Medico in colpa se non fornisce la prova contraria

La colpa del medico non deve essere provata dal paziente ma e' viceversa il professionista che deve dimostrare di aver agito con diligenza per andare esente da ogni responsabilità.
Lo ha statuito la Corte di Cassazione con la recente sentenza Cass. Civ. 09.11.2017 n.26517 che ha confermato la decisione della Corte d'Appello che aveva condannato un dermatologo al risarcimento dei danni per la morte di un paziente che aveva lamentato escoriazioni sulla bocca, alle quali il medico non aveva dato la dovuta attenzione mancando di prescrivere indagini approfondite.
Gli eredi del paziente deceduto hanno affermato che il dermatologo aveva tenuto una condotta "imperita e negligente" per non aver tempestivamente diagnosticato la malattia che aveva portato alla morte del loro congiunto, che avrebbe potuto essere curata "piu' prontamente e piu' efficacemente".
La Suprema Corte ha ritenuto confermata e dirimente la circostanza che il sanitario aveva omesso un necessario esame istologico che, se eseguito, avrebbe permesso di accertare una malattia tumorale molto prima di quanto avvenuto, ascrivendo pertanto al medico la responsabilità per la morte prematura del paziente la quale avrebbe potuto essere ragionevolmente scongiurata qualora fossero stati eseguiti gli accertamenti che si rendevano necessari nel caso di specie sulla scorta della storia clinica del paziente medesimo.
In particolare, è stato rammentato il principio per cui in tema di responsabilita' medica, "l'attore non e' tenuto a provare la colpa del medico: e' quest'ultimo, semmai, che deve dimostrare di aver agito con diligenza".
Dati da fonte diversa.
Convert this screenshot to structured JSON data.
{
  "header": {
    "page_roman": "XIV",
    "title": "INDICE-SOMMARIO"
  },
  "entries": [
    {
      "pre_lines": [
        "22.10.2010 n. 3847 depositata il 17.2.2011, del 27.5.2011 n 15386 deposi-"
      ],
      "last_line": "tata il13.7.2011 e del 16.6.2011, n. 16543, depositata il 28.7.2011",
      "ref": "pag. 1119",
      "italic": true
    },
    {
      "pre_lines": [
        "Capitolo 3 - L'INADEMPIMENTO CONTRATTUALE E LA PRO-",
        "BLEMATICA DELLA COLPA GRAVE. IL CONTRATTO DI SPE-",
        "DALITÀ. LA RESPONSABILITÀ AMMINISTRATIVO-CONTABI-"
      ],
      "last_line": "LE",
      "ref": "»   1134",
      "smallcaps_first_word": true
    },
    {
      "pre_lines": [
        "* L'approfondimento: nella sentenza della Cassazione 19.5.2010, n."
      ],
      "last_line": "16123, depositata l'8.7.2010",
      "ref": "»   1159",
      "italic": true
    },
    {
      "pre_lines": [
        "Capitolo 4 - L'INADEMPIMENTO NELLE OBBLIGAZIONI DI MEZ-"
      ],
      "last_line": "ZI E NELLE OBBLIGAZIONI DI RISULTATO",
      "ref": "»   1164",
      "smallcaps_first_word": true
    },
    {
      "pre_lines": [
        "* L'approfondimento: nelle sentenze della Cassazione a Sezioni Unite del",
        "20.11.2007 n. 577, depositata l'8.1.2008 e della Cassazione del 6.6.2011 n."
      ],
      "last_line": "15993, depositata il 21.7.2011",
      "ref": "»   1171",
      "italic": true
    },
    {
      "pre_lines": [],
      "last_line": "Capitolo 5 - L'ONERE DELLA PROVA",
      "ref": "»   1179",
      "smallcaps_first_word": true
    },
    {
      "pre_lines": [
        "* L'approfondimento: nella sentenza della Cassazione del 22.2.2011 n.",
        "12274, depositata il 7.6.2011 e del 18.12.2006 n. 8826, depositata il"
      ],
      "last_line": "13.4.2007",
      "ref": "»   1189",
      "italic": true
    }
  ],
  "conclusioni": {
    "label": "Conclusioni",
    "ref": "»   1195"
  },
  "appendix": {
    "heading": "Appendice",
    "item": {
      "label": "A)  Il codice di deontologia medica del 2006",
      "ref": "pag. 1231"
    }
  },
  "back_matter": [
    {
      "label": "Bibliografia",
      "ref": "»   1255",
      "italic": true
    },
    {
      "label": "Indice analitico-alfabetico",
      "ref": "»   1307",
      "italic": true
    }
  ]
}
"Stabilire se determinati sintomi, ad una determinata epoca, siano stati correttamente o scorrettamente interpretati significa accertare se il medico abbia tenuto una condotta negligente o diligente. Ma l'accertamento della diligenza della condotta del medico forma oggetto dell'accertamento della colpa, ed in tema di responsabilita' medica non e' onere dell'attore provare la colpa del medico, ma e' onere di quest'ultimo provare di avere tenuto una condotta diligente.
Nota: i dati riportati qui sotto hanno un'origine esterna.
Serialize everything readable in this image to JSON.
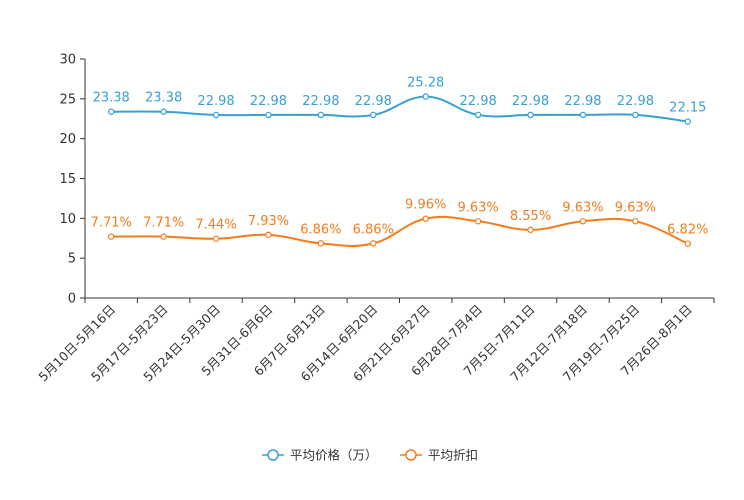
{
  "chart_data": {
    "type": "line",
    "categories": [
      "5月10日-5月16日",
      "5月17日-5月23日",
      "5月24日-5月30日",
      "5月31日-6月6日",
      "6月7日-6月13日",
      "6月14日-6月20日",
      "6月21日-6月27日",
      "6月28日-7月4日",
      "7月5日-7月11日",
      "7月12日-7月18日",
      "7月19日-7月25日",
      "7月26日-8月1日"
    ],
    "ylim": [
      0,
      30
    ],
    "yticks": [
      "0",
      "5",
      "10",
      "15",
      "20",
      "25",
      "30"
    ],
    "series": [
      {
        "name": "平均价格（万）",
        "color": "#3a9fd1",
        "values": [
          23.38,
          23.38,
          22.98,
          22.98,
          22.98,
          22.98,
          25.28,
          22.98,
          22.98,
          22.98,
          22.98,
          22.15
        ],
        "labels": [
          "23.38",
          "23.38",
          "22.98",
          "22.98",
          "22.98",
          "22.98",
          "25.28",
          "22.98",
          "22.98",
          "22.98",
          "22.98",
          "22.15"
        ]
      },
      {
        "name": "平均折扣",
        "color": "#f47c1c",
        "values": [
          7.71,
          7.71,
          7.44,
          7.93,
          6.86,
          6.86,
          9.96,
          9.63,
          8.55,
          9.63,
          9.63,
          6.82
        ],
        "labels": [
          "7.71%",
          "7.71%",
          "7.44%",
          "7.93%",
          "6.86%",
          "6.86%",
          "9.96%",
          "9.63%",
          "8.55%",
          "9.63%",
          "9.63%",
          "6.82%"
        ]
      }
    ],
    "legend_position": "bottom-center"
  }
}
Il medico si è difeso in giudizio asserendo che gli attori avevano depositato un referto istopatologico a lui attribuito, dal quale risultava una diagnosi benigna, ma che lui non aveva mai sottoscritto quel documento, poi sparito dagli atti.
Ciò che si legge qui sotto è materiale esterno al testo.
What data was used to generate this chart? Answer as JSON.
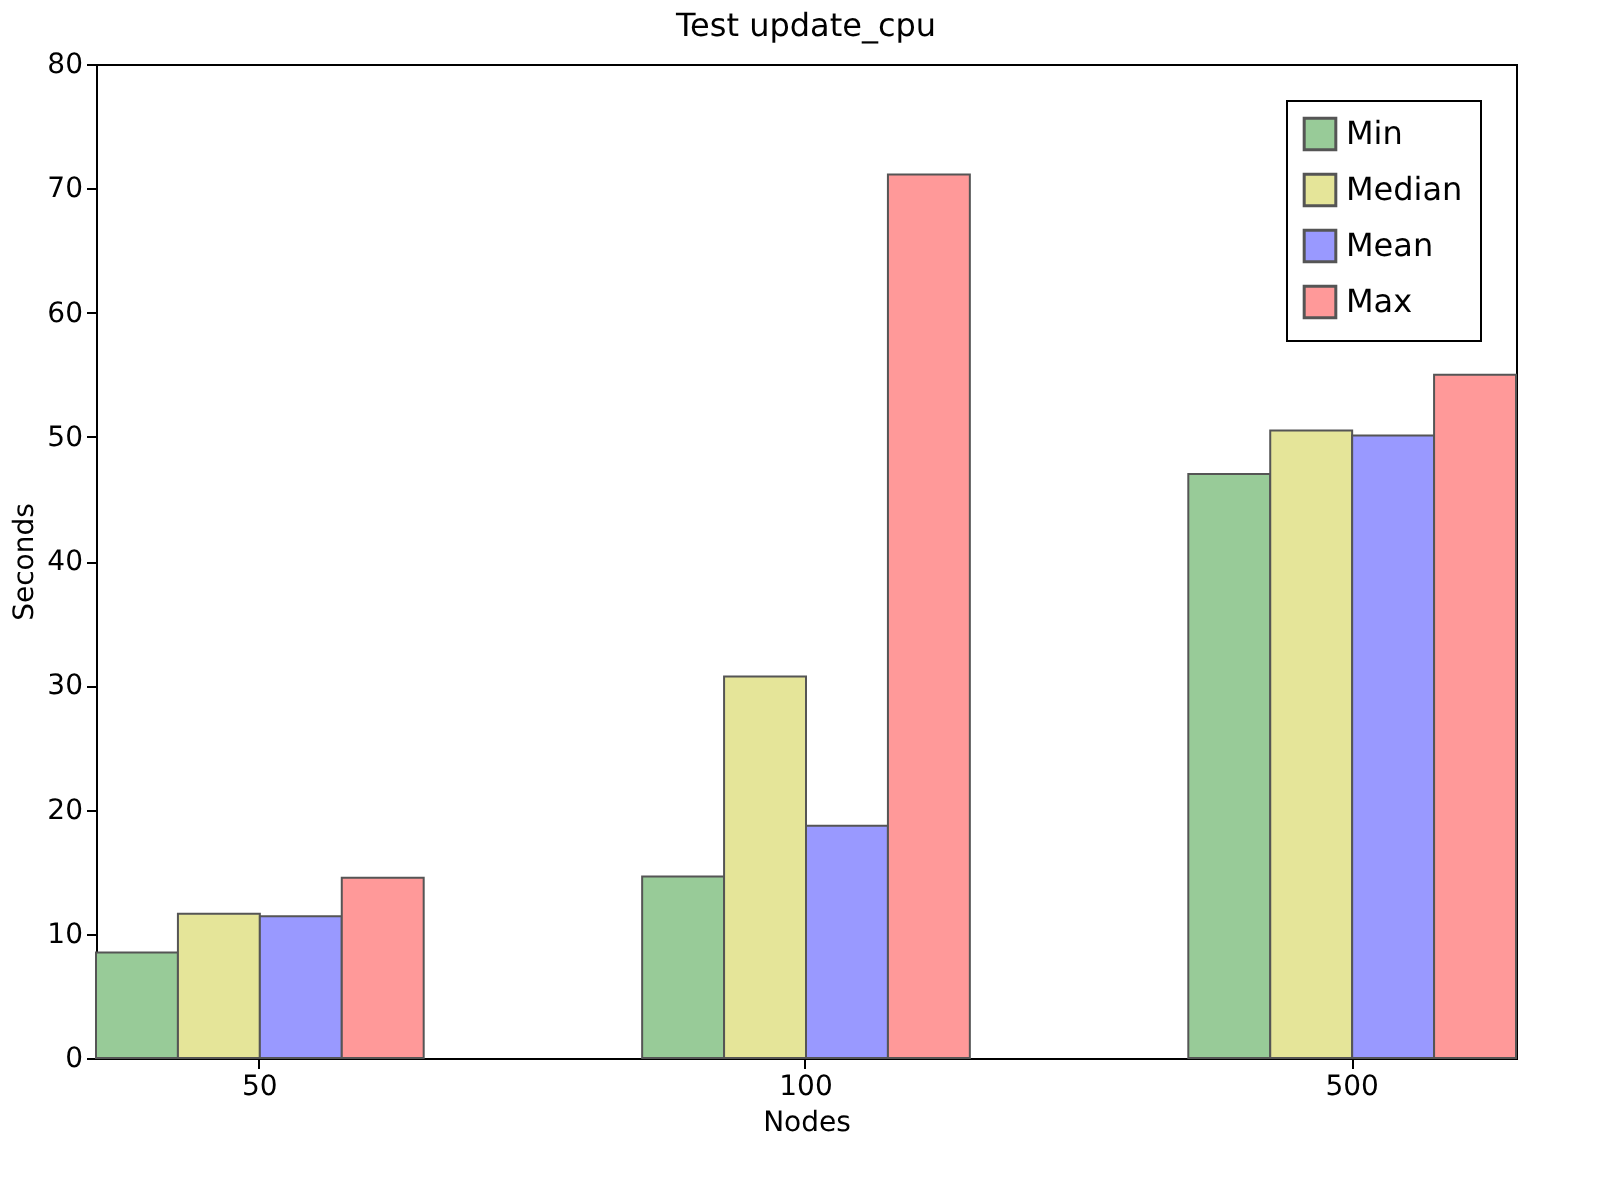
{
  "chart_data": {
    "type": "bar",
    "title": "Test update_cpu",
    "xlabel": "Nodes",
    "ylabel": "Seconds",
    "categories": [
      "50",
      "100",
      "500"
    ],
    "series": [
      {
        "name": "Min",
        "color": "#98cb98",
        "values": [
          8.5,
          14.6,
          47.0
        ]
      },
      {
        "name": "Median",
        "color": "#e5e599",
        "values": [
          11.6,
          30.7,
          50.5
        ]
      },
      {
        "name": "Mean",
        "color": "#9999ff",
        "values": [
          11.4,
          18.7,
          50.1
        ]
      },
      {
        "name": "Max",
        "color": "#ff9999",
        "values": [
          14.5,
          71.1,
          55.0
        ]
      }
    ],
    "ylim": [
      0,
      80
    ],
    "yticks": [
      0,
      10,
      20,
      30,
      40,
      50,
      60,
      70,
      80
    ],
    "grid": false,
    "legend": "top right"
  }
}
Tuttavia tale argomento è stato ritenuto non rilevante dalla Corte in quanto il medico non poteva certo provare l'assenza di colpa limitandosi semplicemente a disconoscere la sottoscrizione di quel referto istopatologico", senza fornire la prova di avere agito con diligenza e, segnatamente, senza la prova che alla data in cui visito' il paziente, questi non presentava alcun sintomo tale da suscitare nemmeno il piu' piccolo sospetto che fosse affetto da una patologia tumorale.
Il principio stabilito nella sentenza in esame si va ad inserire nel dibattito apertosi (senza una soluzione chiara e definitiva) a seguito dell’entrata in vigore della Legge Balduzzi prima (L. n. 189/2012) e della Legge Gelli poi (L. 8 marzo 2017, n. 24), che hanno operato una rivisitazione della materia della responsabilità medica.
La prima, in particolare, ha statuito la rilevanza delle cd. "linee guida" intese come "buone pratiche accreditate dalla comunità scientifica", mentre la seconda ne ha fornito una più specifica qualificazione individuandole nelle "raccomandazioni previste dalle linee guida pubblicate ai sensi del comma 3 ed elaborate da enti e istituzioni pubblici e privati nonché dalle società scientifiche e dalle associazioni tecnico-scientifiche delle professioni sanitarie".
Su tali basi si potrà pertanto ritenere che il sanitario per esonerarsi da responsabilità deve provare non solo il rispetto delle linee guida, ma anche che "tali linee guida indichino standard diagnostico-terapeutici conformi alle regole dettate dalla migliore scienza medica a garanzia della salute del paziente.
Nonostante le evidenti criticità, invero, le linee guida costituiscono un indice indicativo della perizia o meno del sanitario, essendo innegabile che tali raccomandazioni presentino l’indiscutibile vantaggio di fornire - sia all’operatore medico ex ante sia al giudice ex post - un comune parametro, sebbene astratto e generale, per identificare, almeno parzialmente, la condotta doverosa, sia pure con il temperamento costituito dalla necessità di tenere sempre conto, nel valutare l’applicabilità delle linee guida, delle "specificità del caso concreto".